The global pandemic has been hard on everyone… except maybe for PC makers. With more people working and schooling from home, a lot of people have been looking for laptops, tablets, and other devices capable of handling your daily Zoom quota.
That’s been enough to reverse a trend in recent years that’s seen PC shipments shrink while smartphone shipments have continued to rise — although its worth noting that shipments slumped early in the year due to manufacturing delays brought on by the pandemic.
According to the latest research, Chromebook shipments have been surging, with more than twice as many shipped in the third quarter of 2020 as during the same period a year earlier. They still make up a relatively small portion of the overall PC market, but it’s the fastest growing segment.
Here’s a roundup of recent tech news from around the web.
- Canalys: Tablets and Chromebooks the new hotspots for growth in the PC market [Canalys]
A few weeks after Gartner and IDC released their latest reports on global PC shipments, Canalys weighs in. Overall shipments up 23% year-over-year, with Chromebooks up a 122% and tablets up 43%. Chromebooks are still less than 10% of the market though.
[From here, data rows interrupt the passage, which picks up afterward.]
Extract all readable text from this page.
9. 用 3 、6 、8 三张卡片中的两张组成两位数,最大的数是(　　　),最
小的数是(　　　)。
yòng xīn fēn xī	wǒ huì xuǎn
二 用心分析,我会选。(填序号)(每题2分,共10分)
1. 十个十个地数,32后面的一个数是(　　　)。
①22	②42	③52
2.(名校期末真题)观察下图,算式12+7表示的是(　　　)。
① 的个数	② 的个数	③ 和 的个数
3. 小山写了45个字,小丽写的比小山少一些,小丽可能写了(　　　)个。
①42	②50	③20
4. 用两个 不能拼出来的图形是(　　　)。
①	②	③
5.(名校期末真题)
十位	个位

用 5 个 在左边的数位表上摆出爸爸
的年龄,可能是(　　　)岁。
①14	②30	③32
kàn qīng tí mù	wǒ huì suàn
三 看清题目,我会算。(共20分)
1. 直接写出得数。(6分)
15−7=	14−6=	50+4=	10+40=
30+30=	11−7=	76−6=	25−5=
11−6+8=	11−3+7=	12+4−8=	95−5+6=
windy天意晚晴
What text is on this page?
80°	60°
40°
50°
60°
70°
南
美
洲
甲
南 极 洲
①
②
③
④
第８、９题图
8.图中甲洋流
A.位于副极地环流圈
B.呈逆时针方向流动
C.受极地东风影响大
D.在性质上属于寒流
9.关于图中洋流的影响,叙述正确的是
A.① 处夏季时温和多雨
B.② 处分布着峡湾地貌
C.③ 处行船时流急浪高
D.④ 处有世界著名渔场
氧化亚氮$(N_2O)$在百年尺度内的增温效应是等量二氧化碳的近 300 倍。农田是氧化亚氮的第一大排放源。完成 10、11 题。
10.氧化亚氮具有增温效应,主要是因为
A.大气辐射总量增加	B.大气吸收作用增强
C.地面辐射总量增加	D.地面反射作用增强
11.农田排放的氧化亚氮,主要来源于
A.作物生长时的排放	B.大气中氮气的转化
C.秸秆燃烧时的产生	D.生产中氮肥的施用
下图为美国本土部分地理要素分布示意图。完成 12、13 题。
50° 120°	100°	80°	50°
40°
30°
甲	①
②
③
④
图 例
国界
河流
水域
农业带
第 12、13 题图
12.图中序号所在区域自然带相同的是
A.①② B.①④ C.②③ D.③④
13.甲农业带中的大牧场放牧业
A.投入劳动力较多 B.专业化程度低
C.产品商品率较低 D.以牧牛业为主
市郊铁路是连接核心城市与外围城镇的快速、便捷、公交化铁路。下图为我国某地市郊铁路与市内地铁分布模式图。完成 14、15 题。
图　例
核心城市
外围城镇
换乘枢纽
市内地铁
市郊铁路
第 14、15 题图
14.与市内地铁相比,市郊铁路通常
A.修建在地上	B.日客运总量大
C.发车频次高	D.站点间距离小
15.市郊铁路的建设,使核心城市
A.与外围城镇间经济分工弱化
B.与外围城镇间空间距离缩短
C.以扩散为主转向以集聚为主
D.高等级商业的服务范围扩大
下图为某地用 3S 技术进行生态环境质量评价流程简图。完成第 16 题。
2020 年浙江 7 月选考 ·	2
- Qualcomm receives U.S. permission to sell 4G chips to Huawei in exception to ban [Reuters]
Qualcomm gets permission from the US government to sell some chips to Huawei again… but so far only the 4G chips that Huawei uses in cheaper phones, which could have limited impact when the industry is transitioning to 5G.
- 14 Linux Distributions You Can Rely on for Your Ancient 32-bit Computer [It’s FOSS]
Several popular GNU/Linux distros have gone 64-bit-only in recent years. But if you’ve got an older PC that you want to run up-to-date software on, there are multiple options that still support 32-bit architecture, including Debian, OpenSUSE, and MX.
- Pine64 update: PinePhone KDE Community Edition, RK3566 boards, and more [Pine64]
Pine64 plans to use Rockchip RK3566 chips for upcoming non-Pro Pine64 devices. It’s a 2 GHz ARM Cortex-A55 quad-core processor with Mali-G52 graphics and support for up to 8GB of RAM. Expect two single-board computers in 2021. You can read about the company’s latest updates plus plans for next year in this monthly roundup.
- PinePhone KDE Community Edition up for preorder in December
Possibly one of the biggest stories in this month’s Pine64 roundup is the announcement that the next PinePhone Community Edition will ship with KDE Neon, an Ubuntu-based operating system featuring the Plasma Mobile user interface and a suite of convergent apps based on the Kirigami and Maui frameworks that enables the same app to transform to fit mobile or desktop displays. Plasma Mobile is still
- Video: KDE Neon with Plasma Mobile on the PinePhone [Linux Smartphones]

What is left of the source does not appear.